Support Questions

Find answers, ask questions, and share your expertise

metron pcap data stored in HDFS sequence format

avatar
Expert Contributor

Hi all,

I have a metron cluster of 3 nodes running. I also have pycapa, pcap-service, and pcap-replay running. I'm trying to understand the role of these three and it's a bit fuzzy to me. I'm using Metron 0.4 version. Pycapa acts as the Metron probe and capture the network traffic then send them to Kafka. PCAP storm topology picks it up and store them in HDFS as sequence files. What's next? How is this data become available in Metron? who, how and when this data get used?

pcap-replay - We put pcap files that were captured previously to for example /opt/pcap-replay/*.pcap, pcap-replay will replay these packets so that Snort, Yaf, and Bro to pick up the data and send them to STORM topology?

pcap-service - was this designed only work for OpenSoc and no longer support in Metron 0.4?

Thank you for any feedbacks in advance.

1 ACCEPTED SOLUTION

avatar
Guru

The pycapa probe is used to ingest PCAP, which is then pushed to Kafka. Pycapa (http://metron.apache.org/current-book/metron-sensors/pycapa/index.html) is really intended for test use and is probably good up to around 1Gbps. In a real production you want to use fastcapa (http://metron.apache.org/current-book/metron-sensors/fastcapa/index.html) which does the same job, but in an accelerated way.

The PCAP metron topology then takes this and stores it on HDFS sequence files. ($METRON_HOME/bin/start_pcap_topology.sh to start this).

pcap-replay is a testing tool used to feed sample pcap data to an interface which you can then listen to with pycapa or fastcapa.

pcap-service was the backend for an older interface panel, which is no longer really supported. We'll take a look at get the functionality pushed in the the new metron-rest service somewhere on the roadmap, in the meantime, your best bet is to use the query and inspector tools. There are various ways of then querying the PCAP data through the cli tools documented here: http://metron.apache.org/current-book/metron-platform/metron-pcap-backend/index.html has a lot of other useful information about the way PCAP is collected in Metron.

It sounds like you are using monit from your description of services.

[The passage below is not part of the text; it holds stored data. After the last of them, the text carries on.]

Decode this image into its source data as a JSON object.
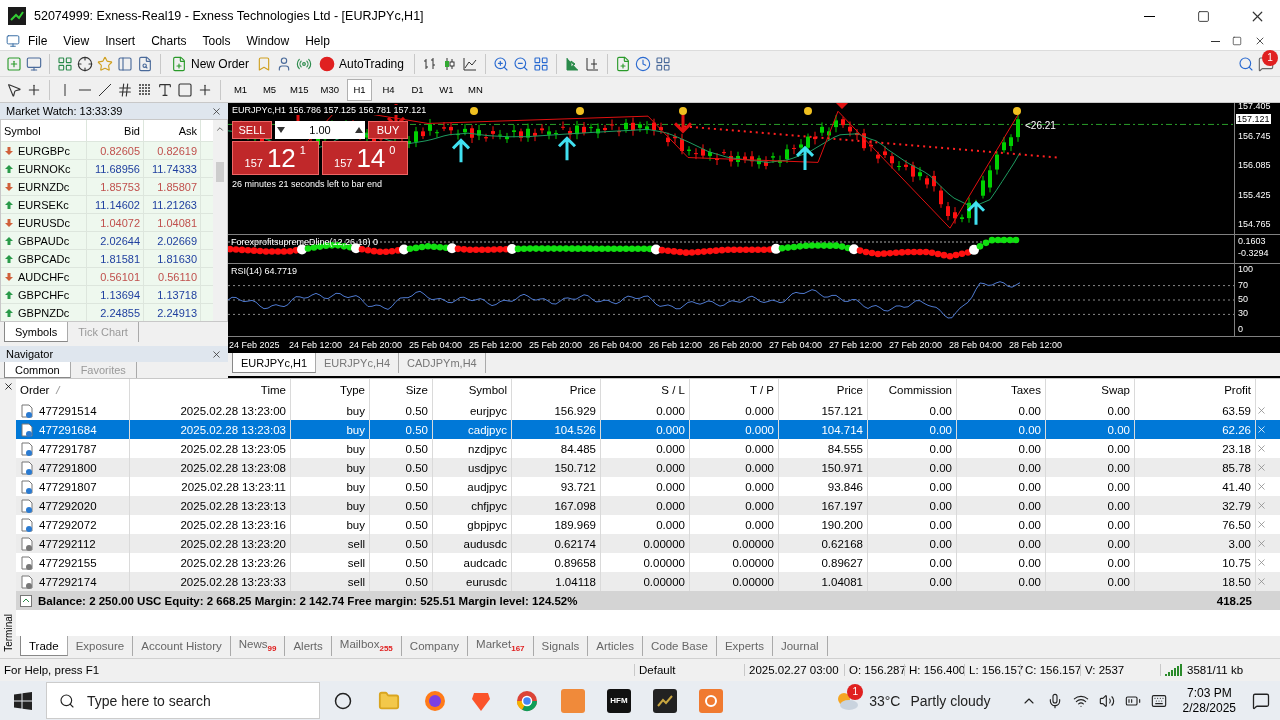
{
  "window": {
    "title": "52074999: Exness-Real19 - Exness Technologies Ltd - [EURJPYc,H1]"
  },
  "menu": [
    "File",
    "View",
    "Insert",
    "Charts",
    "Tools",
    "Window",
    "Help"
  ],
  "toolbar": {
    "new_order": "New Order",
    "auto_trading": "AutoTrading",
    "alerts_badge": "1",
    "timeframes": [
      {
        "label": "M1",
        "selected": false
      },
      {
        "label": "M5",
        "selected": false
      },
      {
        "label": "M15",
        "selected": false
      },
      {
        "label": "M30",
        "selected": false
      },
      {
        "label": "H1",
        "selected": true
      },
      {
        "label": "H4",
        "selected": false
      },
      {
        "label": "D1",
        "selected": false
      },
      {
        "label": "W1",
        "selected": false
      },
      {
        "label": "MN",
        "selected": false
      }
    ]
  },
  "market_watch": {
    "title": "Market Watch: 13:33:39",
    "columns": [
      "Symbol",
      "Bid",
      "Ask"
    ],
    "rows": [
      {
        "symbol": "EURGBPc",
        "bid": "0.82605",
        "ask": "0.82619",
        "kind": "down"
      },
      {
        "symbol": "EURNOKc",
        "bid": "11.68956",
        "ask": "11.74333",
        "kind": "up"
      },
      {
        "symbol": "EURNZDc",
        "bid": "1.85753",
        "ask": "1.85807",
        "kind": "down"
      },
      {
        "symbol": "EURSEKc",
        "bid": "11.14602",
        "ask": "11.21263",
        "kind": "up"
      },
      {
        "symbol": "EURUSDc",
        "bid": "1.04072",
        "ask": "1.04081",
        "kind": "down"
      },
      {
        "symbol": "GBPAUDc",
        "bid": "2.02644",
        "ask": "2.02669",
        "kind": "up"
      },
      {
        "symbol": "GBPCADc",
        "bid": "1.81581",
        "ask": "1.81630",
        "kind": "up"
      },
      {
        "symbol": "AUDCHFc",
        "bid": "0.56101",
        "ask": "0.56110",
        "kind": "down"
      },
      {
        "symbol": "GBPCHFc",
        "bid": "1.13694",
        "ask": "1.13718",
        "kind": "up"
      },
      {
        "symbol": "GBPNZDc",
        "bid": "2.24855",
        "ask": "2.24913",
        "kind": "up"
      }
    ],
    "tabs": [
      {
        "label": "Symbols",
        "selected": true
      },
      {
        "label": "Tick Chart",
        "selected": false
      }
    ]
  },
  "navigator": {
    "title": "Navigator",
    "tabs": [
      {
        "label": "Common",
        "selected": true
      },
      {
        "label": "Favorites",
        "selected": false
      }
    ]
  },
  "chart": {
    "header": "EURJPYc,H1  156.786 157.125 156.781 157.121",
    "trade_panel": {
      "sell": "SELL",
      "buy": "BUY",
      "lot": "1.00",
      "sell_price": [
        "157",
        "12",
        "1"
      ],
      "buy_price": [
        "157",
        "14",
        "0"
      ]
    },
    "countdown": "26 minutes 21 seconds left to bar end",
    "profit_label": "<26.21",
    "price_axis": [
      "157.405",
      "156.745",
      "156.085",
      "155.425",
      "154.765"
    ],
    "current_price": "157.121",
    "indicator_title": "ForexprofitsupremeDline(12,26,10) 0",
    "indicator_axis": [
      "0.1603",
      "-0.3294"
    ],
    "rsi_title": "RSI(14) 64.7719",
    "rsi_axis": [
      "100",
      "70",
      "50",
      "30",
      "0"
    ],
    "time_axis": [
      "24 Feb 2025",
      "24 Feb 12:00",
      "24 Feb 20:00",
      "25 Feb 04:00",
      "25 Feb 12:00",
      "25 Feb 20:00",
      "26 Feb 04:00",
      "26 Feb 12:00",
      "26 Feb 20:00",
      "27 Feb 04:00",
      "27 Feb 12:00",
      "27 Feb 20:00",
      "28 Feb 04:00",
      "28 Feb 12:00"
    ],
    "tabs": [
      {
        "label": "EURJPYc,H1",
        "selected": true
      },
      {
        "label": "EURJPYc,H4",
        "selected": false
      },
      {
        "label": "CADJPYm,H4",
        "selected": false
      }
    ]
  },
  "terminal": {
    "side_label": "Terminal",
    "columns": [
      "Order",
      "Time",
      "Type",
      "Size",
      "Symbol",
      "Price",
      "S / L",
      "T / P",
      "Price",
      "Commission",
      "Taxes",
      "Swap",
      "Profit"
    ],
    "rows": [
      {
        "order": "477291514",
        "time": "2025.02.28 13:23:00",
        "type": "buy",
        "size": "0.50",
        "symbol": "eurjpyc",
        "price": "156.929",
        "sl": "0.000",
        "tp": "0.000",
        "current_price": "157.121",
        "commission": "0.00",
        "taxes": "0.00",
        "swap": "0.00",
        "profit": "63.59",
        "kind": "buy",
        "selected": false
      },
      {
        "order": "477291684",
        "time": "2025.02.28 13:23:03",
        "type": "buy",
        "size": "0.50",
        "symbol": "cadjpyc",
        "price": "104.526",
        "sl": "0.000",
        "tp": "0.000",
        "current_price": "104.714",
        "commission": "0.00",
        "taxes": "0.00",
        "swap": "0.00",
        "profit": "62.26",
        "kind": "buy",
        "selected": true
      },
      {
        "order": "477291787",
        "time": "2025.02.28 13:23:05",
        "type": "buy",
        "size": "0.50",
        "symbol": "nzdjpyc",
        "price": "84.485",
        "sl": "0.000",
        "tp": "0.000",
        "current_price": "84.555",
        "commission": "0.00",
        "taxes": "0.00",
        "swap": "0.00",
        "profit": "23.18",
        "kind": "buy",
        "selected": false
      },
      {
        "order": "477291800",
        "time": "2025.02.28 13:23:08",
        "type": "buy",
        "size": "0.50",
        "symbol": "usdjpyc",
        "price": "150.712",
        "sl": "0.000",
        "tp": "0.000",
        "current_price": "150.971",
        "commission": "0.00",
        "taxes": "0.00",
        "swap": "0.00",
        "profit": "85.78",
        "kind": "buy",
        "selected": false
      },
      {
        "order": "477291807",
        "time": "2025.02.28 13:23:11",
        "type": "buy",
        "size": "0.50",
        "symbol": "audjpyc",
        "price": "93.721",
        "sl": "0.000",
        "tp": "0.000",
        "current_price": "93.846",
        "commission": "0.00",
        "taxes": "0.00",
        "swap": "0.00",
        "profit": "41.40",
        "kind": "buy",
        "selected": false
      },
      {
        "order": "477292020",
        "time": "2025.02.28 13:23:13",
        "type": "buy",
        "size": "0.50",
        "symbol": "chfjpyc",
        "price": "167.098",
        "sl": "0.000",
        "tp": "0.000",
        "current_price": "167.197",
        "commission": "0.00",
        "taxes": "0.00",
        "swap": "0.00",
        "profit": "32.79",
        "kind": "buy",
        "selected": false
      },
      {
        "order": "477292072",
        "time": "2025.02.28 13:23:16",
        "type": "buy",
        "size": "0.50",
        "symbol": "gbpjpyc",
        "price": "189.969",
        "sl": "0.000",
        "tp": "0.000",
        "current_price": "190.200",
        "commission": "0.00",
        "taxes": "0.00",
        "swap": "0.00",
        "profit": "76.50",
        "kind": "buy",
        "selected": false
      },
      {
        "order": "477292112",
        "time": "2025.02.28 13:23:20",
        "type": "sell",
        "size": "0.50",
        "symbol": "audusdc",
        "price": "0.62174",
        "sl": "0.00000",
        "tp": "0.00000",
        "current_price": "0.62168",
        "commission": "0.00",
        "taxes": "0.00",
        "swap": "0.00",
        "profit": "3.00",
        "kind": "sell",
        "selected": false
      },
      {
        "order": "477292155",
        "time": "2025.02.28 13:23:26",
        "type": "sell",
        "size": "0.50",
        "symbol": "audcadc",
        "price": "0.89658",
        "sl": "0.00000",
        "tp": "0.00000",
        "current_price": "0.89627",
        "commission": "0.00",
        "taxes": "0.00",
        "swap": "0.00",
        "profit": "10.75",
        "kind": "sell",
        "selected": false
      },
      {
        "order": "477292174",
        "time": "2025.02.28 13:23:33",
        "type": "sell",
        "size": "0.50",
        "symbol": "eurusdc",
        "price": "1.04118",
        "sl": "0.00000",
        "tp": "0.00000",
        "current_price": "1.04081",
        "commission": "0.00",
        "taxes": "0.00",
        "swap": "0.00",
        "profit": "18.50",
        "kind": "sell",
        "selected": false
      }
    ],
    "summary": "Balance: 2 250.00 USC  Equity: 2 668.25  Margin: 2 142.74  Free margin: 525.51  Margin level: 124.52%",
    "total_profit": "418.25",
    "tabs": [
      {
        "label": "Trade",
        "selected": true
      },
      {
        "label": "Exposure",
        "selected": false
      },
      {
        "label": "Account History",
        "selected": false
      },
      {
        "label": "News",
        "badge": "99",
        "selected": false
      },
      {
        "label": "Alerts",
        "selected": false
      },
      {
        "label": "Mailbox",
        "badge": "255",
        "selected": false
      },
      {
        "label": "Company",
        "selected": false
      },
      {
        "label": "Market",
        "badge": "167",
        "selected": false
      },
      {
        "label": "Signals",
        "selected": false
      },
      {
        "label": "Articles",
        "selected": false
      },
      {
        "label": "Code Base",
        "selected": false
      },
      {
        "label": "Experts",
        "selected": false
      },
      {
        "label": "Journal",
        "selected": false
      }
    ]
  },
  "status_bar": [
    "For Help, press F1",
    "Default",
    "2025.02.27 03:00",
    "O: 156.287",
    "H: 156.400",
    "L: 156.157",
    "C: 156.157",
    "V: 2537",
    "3581/11 kb"
  ],
  "taskbar": {
    "search_placeholder": "Type here to search",
    "app_label": "HFM",
    "weather_badge": "1",
    "temperature": "33°C",
    "weather": "Partly cloudy",
    "time": "7:03 PM",
    "date": "2/28/2025"
  }
}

This is deprecated, please use Ambari to manage services in metron. I would also recommend using the HCP deployment if you can rather than a direct Apache build. 3 nodes is also a tiny metron cluster, so you're unlikely to be able to get the levels of performance for anything like full scape PCAP, but it should be ok for a PoC test grade environment.

View solution in original post

4 REPLIES 4

avatar
Guru

The pycapa probe is used to ingest PCAP, which is then pushed to Kafka. Pycapa (http://metron.apache.org/current-book/metron-sensors/pycapa/index.html) is really intended for test use and is probably good up to around 1Gbps. In a real production you want to use fastcapa (http://metron.apache.org/current-book/metron-sensors/fastcapa/index.html) which does the same job, but in an accelerated way.

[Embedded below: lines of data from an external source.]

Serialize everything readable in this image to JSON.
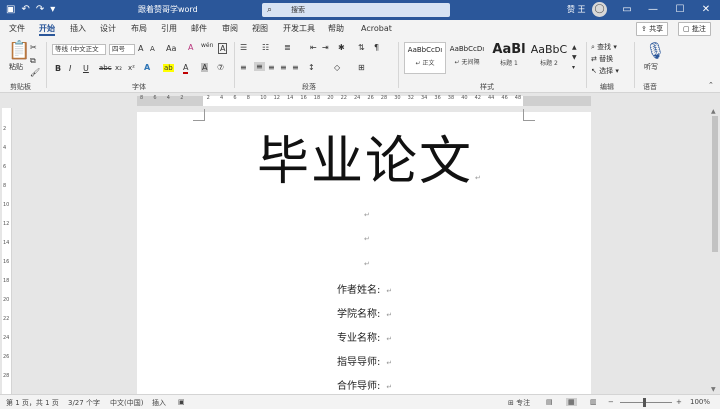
{
  "titlebar": {
    "doc_title": "跟着赞哥学word",
    "search_placeholder": "搜索",
    "user_name": "赞 王",
    "avatar_glyph": "◯",
    "qa_icons": [
      "save-icon",
      "undo-icon",
      "redo-icon",
      "customize-icon"
    ],
    "window_controls": [
      "ribbon-display-icon",
      "minimize-icon",
      "maximize-icon",
      "close-icon"
    ]
  },
  "tabs": {
    "items": [
      "文件",
      "开始",
      "插入",
      "设计",
      "布局",
      "引用",
      "邮件",
      "审阅",
      "视图",
      "开发工具",
      "帮助",
      "Acrobat"
    ],
    "active": "开始",
    "share_label": "共享",
    "comment_label": "批注"
  },
  "ribbon": {
    "clipboard": {
      "paste_label": "粘贴",
      "group_label": "剪贴板"
    },
    "font": {
      "font_name": "等线 (中文正文",
      "font_size": "四号",
      "grow_label": "A",
      "shrink_label": "A",
      "case_label": "Aa",
      "clear_format_glyph": "A",
      "wen_label": "wén",
      "char_border_label": "A",
      "bold": "B",
      "italic": "I",
      "underline": "U",
      "strike": "abc",
      "sub": "x₂",
      "sup": "x²",
      "effects": "A",
      "highlight": "ab",
      "font_color": "A",
      "shading": "A",
      "enclose": "⑦",
      "group_label": "字体"
    },
    "paragraph": {
      "group_label": "段落"
    },
    "styles": {
      "items": [
        {
          "preview": "AaBbCcDı",
          "name": "↵ 正文"
        },
        {
          "preview": "AaBbCcDı",
          "name": "↵ 无间隔"
        },
        {
          "preview": "AaBl",
          "name": "标题 1"
        },
        {
          "preview": "AaBbC",
          "name": "标题 2"
        }
      ],
      "group_label": "样式"
    },
    "editing": {
      "find": "查找",
      "replace": "替换",
      "select": "选择",
      "group_label": "编辑"
    },
    "voice": {
      "dictate": "听写",
      "group_label": "语音"
    }
  },
  "ruler": {
    "ticks": [
      "8",
      "6",
      "4",
      "2",
      "2",
      "4",
      "6",
      "8",
      "10",
      "12",
      "14",
      "16",
      "18",
      "20",
      "22",
      "24",
      "26",
      "28",
      "30",
      "32",
      "34",
      "36",
      "38",
      "40",
      "42",
      "44",
      "46",
      "48"
    ]
  },
  "vruler": {
    "ticks": [
      "2",
      "4",
      "6",
      "8",
      "10",
      "12",
      "14",
      "16",
      "18",
      "20",
      "22",
      "24",
      "26",
      "28"
    ]
  },
  "document": {
    "title": "毕业论文",
    "para_mark": "↵",
    "fields": [
      "作者姓名:",
      "学院名称:",
      "专业名称:",
      "指导导师:",
      "合作导师:"
    ]
  },
  "statusbar": {
    "page": "第 1 页，共 1 页",
    "words": "3/27 个字",
    "language": "中文(中国)",
    "mode": "插入",
    "focus": "专注",
    "zoom": "100%",
    "zoom_out": "−",
    "zoom_in": "+"
  }
}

The PCAP metron topology then takes this and stores it on HDFS sequence files. ($METRON_HOME/bin/start_pcap_topology.sh to start this).

pcap-replay is a testing tool used to feed sample pcap data to an interface which you can then listen to with pycapa or fastcapa.

pcap-service was the backend for an older interface panel, which is no longer really supported. We'll take a look at get the functionality pushed in the the new metron-rest service somewhere on the roadmap, in the meantime, your best bet is to use the query and inspector tools. There are various ways of then querying the PCAP data through the cli tools documented here: http://metron.apache.org/current-book/metron-platform/metron-pcap-backend/index.html has a lot of other useful information about the way PCAP is collected in Metron.

It sounds like you are using monit from your description of services. This is deprecated, please use Ambari to manage services in metron. I would also recommend using the HCP deployment if you can rather than a direct Apache build. 3 nodes is also a tiny metron cluster, so you're unlikely to be able to get the levels of performance for anything like full scape PCAP, but it should be ok for a PoC test grade environment.

avatar
Expert Contributor

Thank you all feedbacks.

Simon, Thank you for pointing out many useful things.

It would be helpful if on Metron Document, we makr what's deprecated and what's no longer supported.

I would like to understand why Metron doesn't support bringing in PCAP data to add to Metron Cluster. I thought the whole idea is to have the data in one place. My work around would be to use tshark to extract PCAP metadata and push it to Metron manually. What's your take on that?

I'll spend more time with query and inspector tools for PCAP, however, we like to visualize our data on a dashboard along with our other network traffic data collected.

I do use Ambari to manage services, however it doesn't have status on the sensors like yaf, bro, and snort like Monit does. Unless, I'm missing a configuration/installation steps to add sensor services to Ambari.

Thank you for your time and feedbacks.

avatar
New Contributor

I would look into moloch from aol. They have an index you might be interested in

avatar
Guru

Note however, that Moloch will not give you any compatibility with Metron or Hadoop, so you'll need a separate Moloch cluster.